When the chips are down, sometimes you have to improvise.
At least that’s what one California woman discovered this week when a bellicose bear painfully interrupted her outdoor evening nap.
The woman was catching forty winks in a backyard in Sierra Madre, Los Angeles County, Monday night when the bear attacked and bit her, the Mercury News reports.
Grabbing the nearest object to hand – her laptop – she hit the bear and managed to scare it off – though it’s not clear whether the high-tech weapon was properly backed up.
The woman required hospital treatment after suffering a bite wound to a leg and scratches to an arm and a leg, according to Captain Patrick Foy of the California Department of Fish and Wildlife.
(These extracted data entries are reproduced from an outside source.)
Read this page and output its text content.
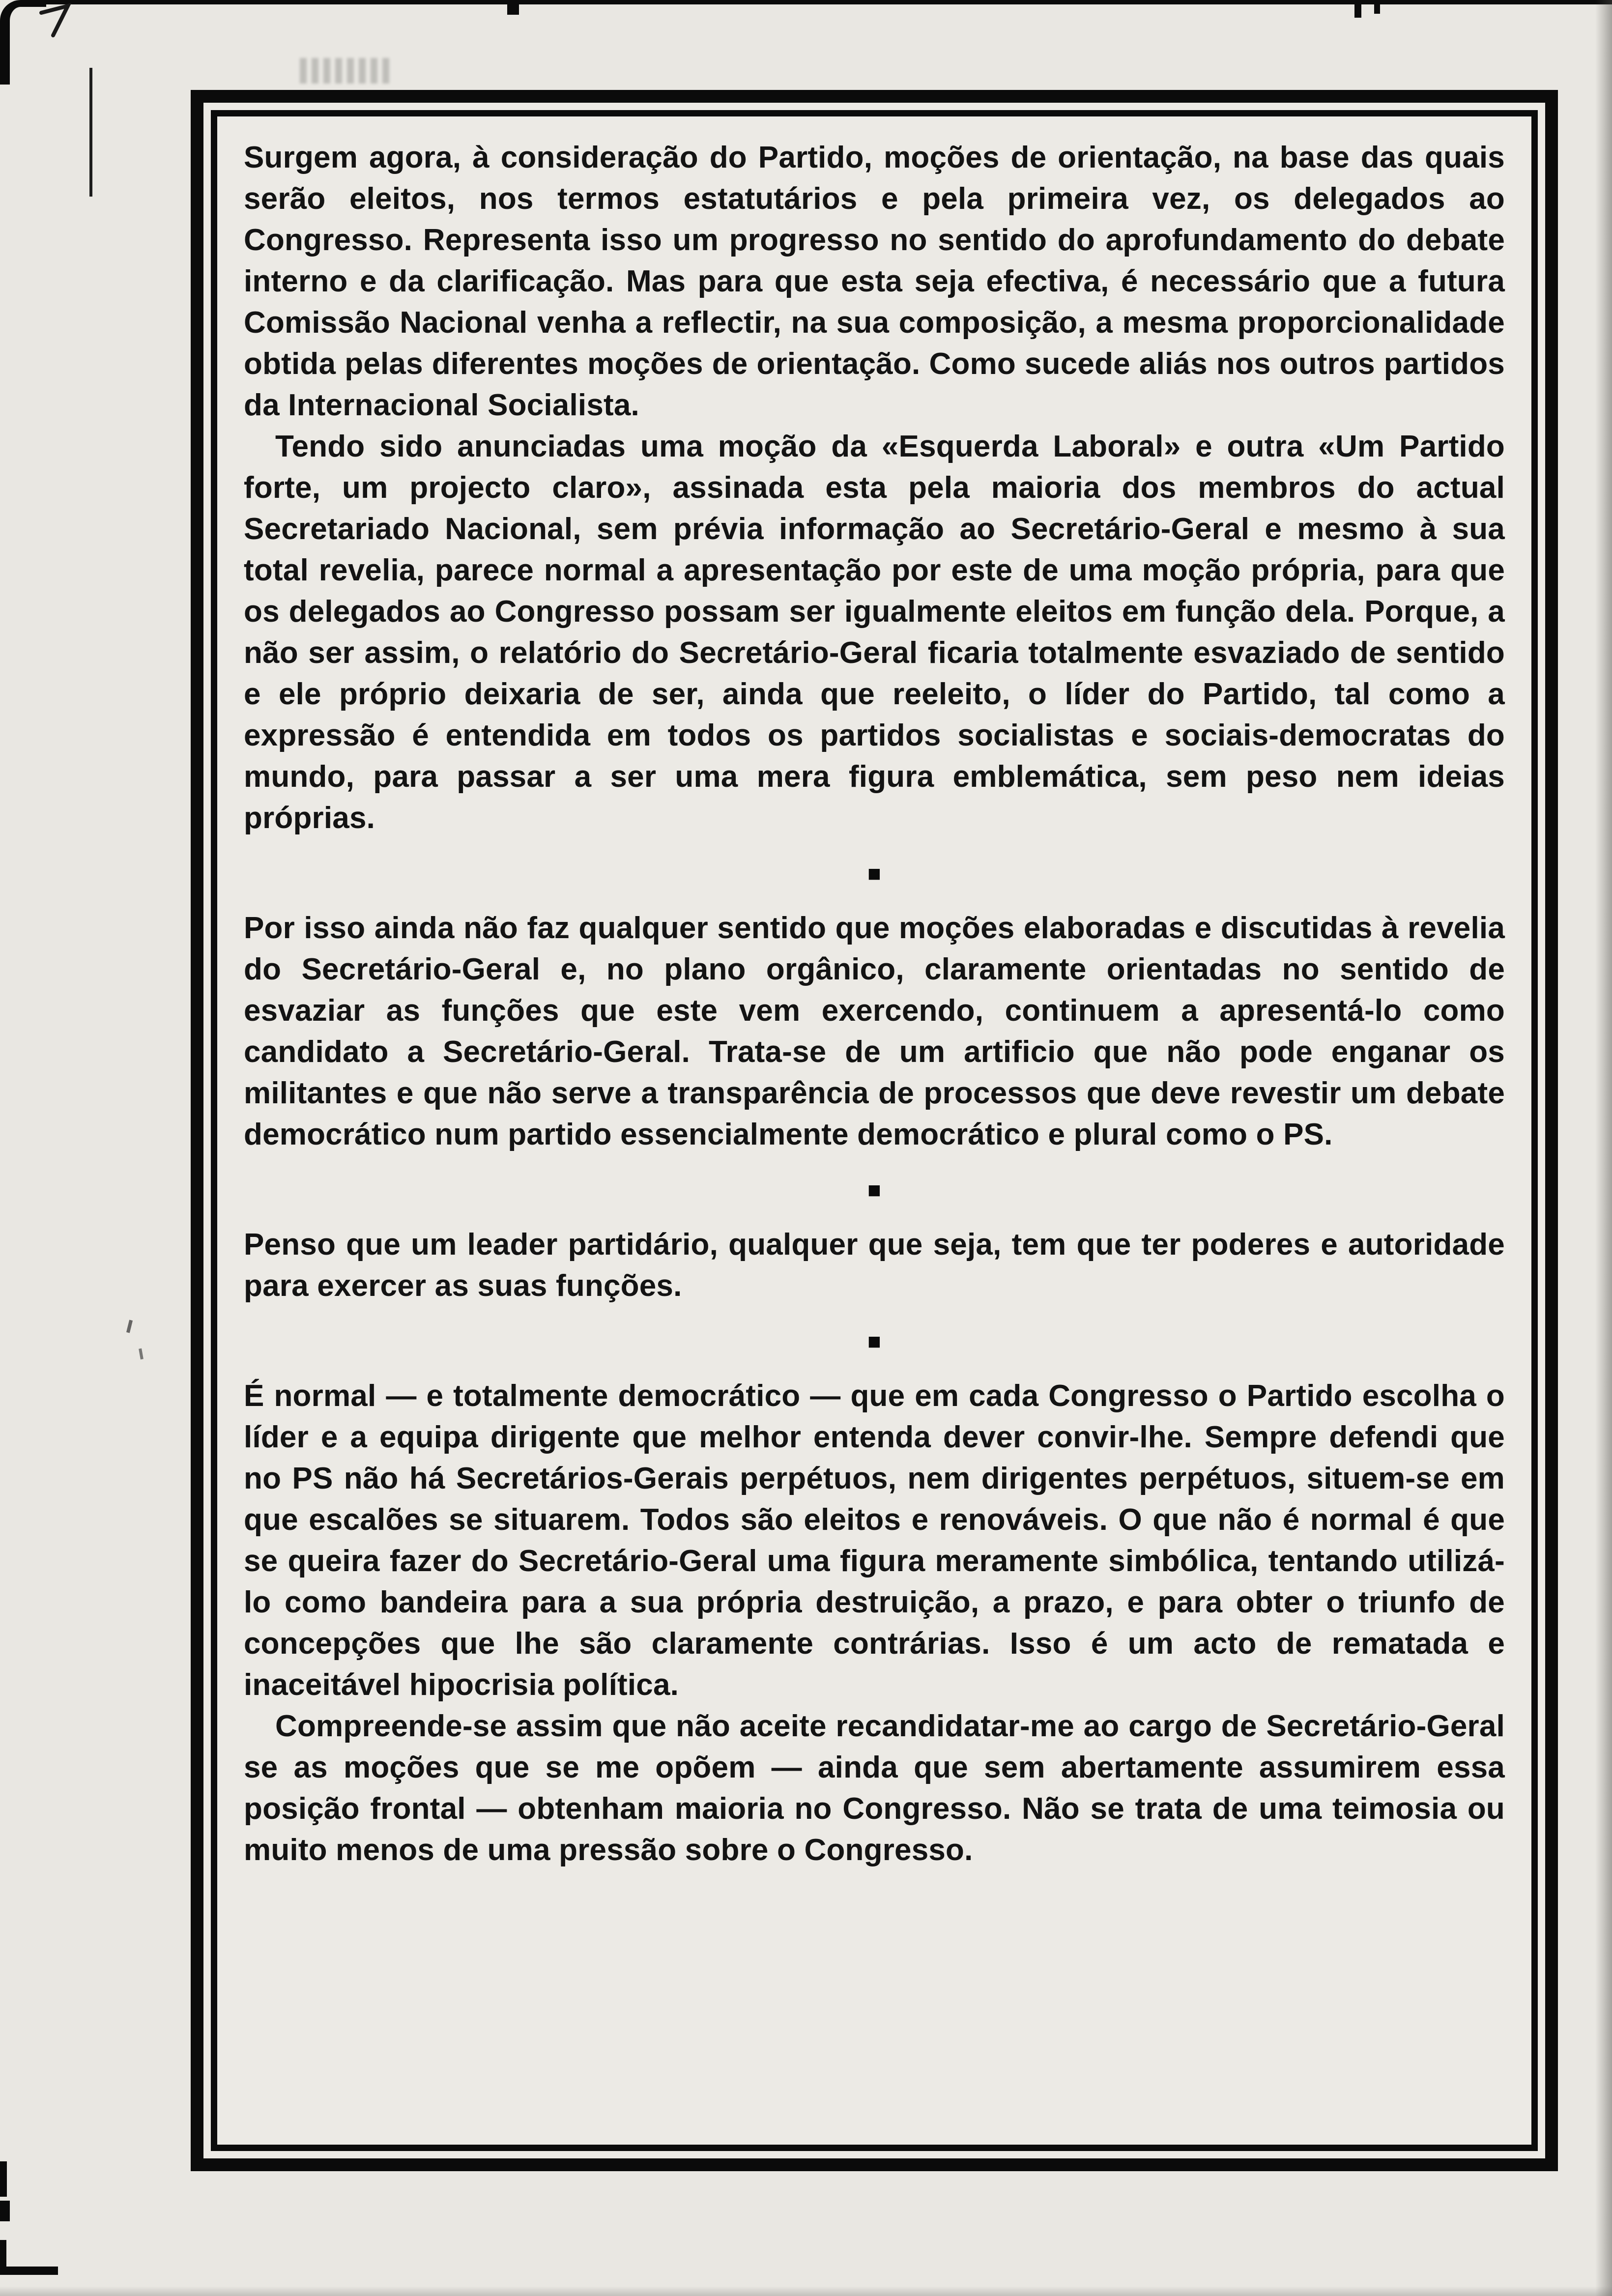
Surgem agora, à consideração do Partido, moções de orientação, na base das quais serão eleitos, nos termos estatutários e pela primeira vez, os delegados ao Congresso. Representa isso um progresso no sentido do aprofundamento do debate interno e da clarificação. Mas para que esta seja efectiva, é necessário que a futura Comissão Nacional venha a reflectir, na sua composição, a mesma proporcionalidade obtida pelas diferentes moções de orientação. Como sucede aliás nos outros partidos da Internacional Socialista.

Tendo sido anunciadas uma moção da «Esquerda Laboral» e outra «Um Partido forte, um projecto claro», assinada esta pela maioria dos membros do actual Secretariado Nacional, sem prévia informação ao Secretário-Geral e mesmo à sua total revelia, parece normal a apresentação por este de uma moção própria, para que os delegados ao Congresso possam ser igualmente eleitos em função dela. Porque, a não ser assim, o relatório do Secretário-Geral ficaria totalmente esvaziado de sentido e ele próprio deixaria de ser, ainda que reeleito, o líder do Partido, tal como a expressão é entendida em todos os partidos socialistas e sociais-democratas do mundo, para passar a ser uma mera figura emblemática, sem peso nem ideias próprias.

■

Por isso ainda não faz qualquer sentido que moções elaboradas e discutidas à revelia do Secretário-Geral e, no plano orgânico, claramente orientadas no sentido de esvaziar as funções que este vem exercendo, continuem a apresentá-lo como candidato a Secretário-Geral. Trata-se de um artificio que não pode enganar os militantes e que não serve a transparência de processos que deve revestir um debate democrático num partido essencialmente democrático e plural como o PS.

■

Penso que um leader partidário, qualquer que seja, tem que ter poderes e autoridade para exercer as suas funções.

■

É normal — e totalmente democrático — que em cada Congresso o Partido escolha o líder e a equipa dirigente que melhor entenda dever convir-lhe. Sempre defendi que no PS não há Secretários-Gerais perpétuos, nem dirigentes perpétuos, situem-se em que escalões se situarem. Todos são eleitos e renováveis. O que não é normal é que se queira fazer do Secretário-Geral uma figura meramente simbólica, tentando utilizá-lo como bandeira para a sua própria destruição, a prazo, e para obter o triunfo de concepções que lhe são claramente contrárias. Isso é um acto de rematada e inaceitável hipocrisia política.

Compreende-se assim que não aceite recandidatar-me ao cargo de Secretário-Geral se as moções que se me opõem — ainda que sem abertamente assumirem essa posição frontal — obtenham maioria no Congresso. Não se trata de uma teimosia ou muito menos de uma pressão sobre o Congresso.
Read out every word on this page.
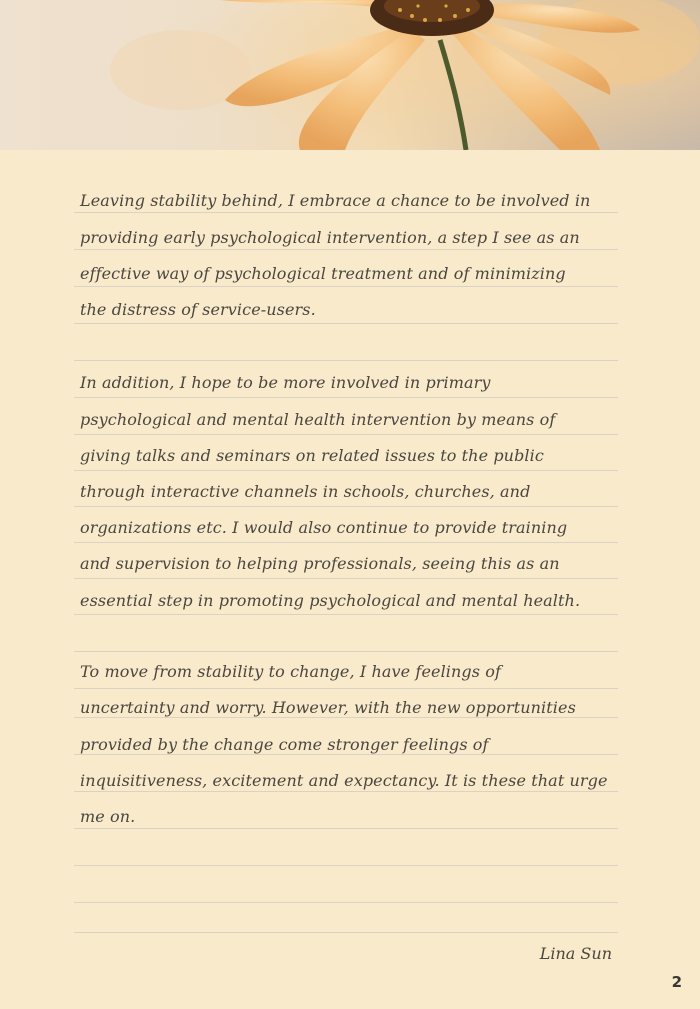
Leaving stability behind, I embrace a chance to be involved in
providing early psychological intervention, a step I see as an
effective way of psychological treatment and of minimizing
the distress of service-users.
In addition, I hope to be more involved in primary
psychological and mental health intervention by means of
giving talks and seminars on related issues to the public
through interactive channels in schools, churches, and
organizations etc. I would also continue to provide training
and supervision to helping professionals, seeing this as an
essential step in promoting psychological and mental health.
To move from stability to change, I have feelings of
uncertainty and worry. However, with the new opportunities
provided by the change come stronger feelings of
inquisitiveness, excitement and expectancy. It is these that urge
me on.
Lina Sun
2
Using samples from the bite wound, Fish and Wildlife identified the attacker as a light-colored juvenile weighing about 125 pounds, although an idenitikit sketch of the furry suspect is yet to be released.
If found and matched by DNA with the animal who bit the victim, the bear will be euthanized.
“Once an animal starts to attack and bite a human being, they view humans as prey,” Foy said. He also suggested that the bear in the Sierra Madre case may have viewed the woman as potential prey.
Police first learnt of the attack when they were contacted by hospital staff at 8:49 p.m., according to Sierra Madre police Sgt. Kyle Bailey.
Foy thinks that the woman fell asleep while working on the laptop which came to her rescue.
“The bear came to her side, began clawing at her arm and leg and bit her leg,” he said.
A Fish and Wildlife officer caught sight of the bear that night about 100 yards away, but the animal fled into the forest.
The last reported bear attack near the city was in 2019. In that incident, a man sleeping in the mountains was woken up by bear noises and suffered scratches to his face and arm after extending his hand so the bear could smell him.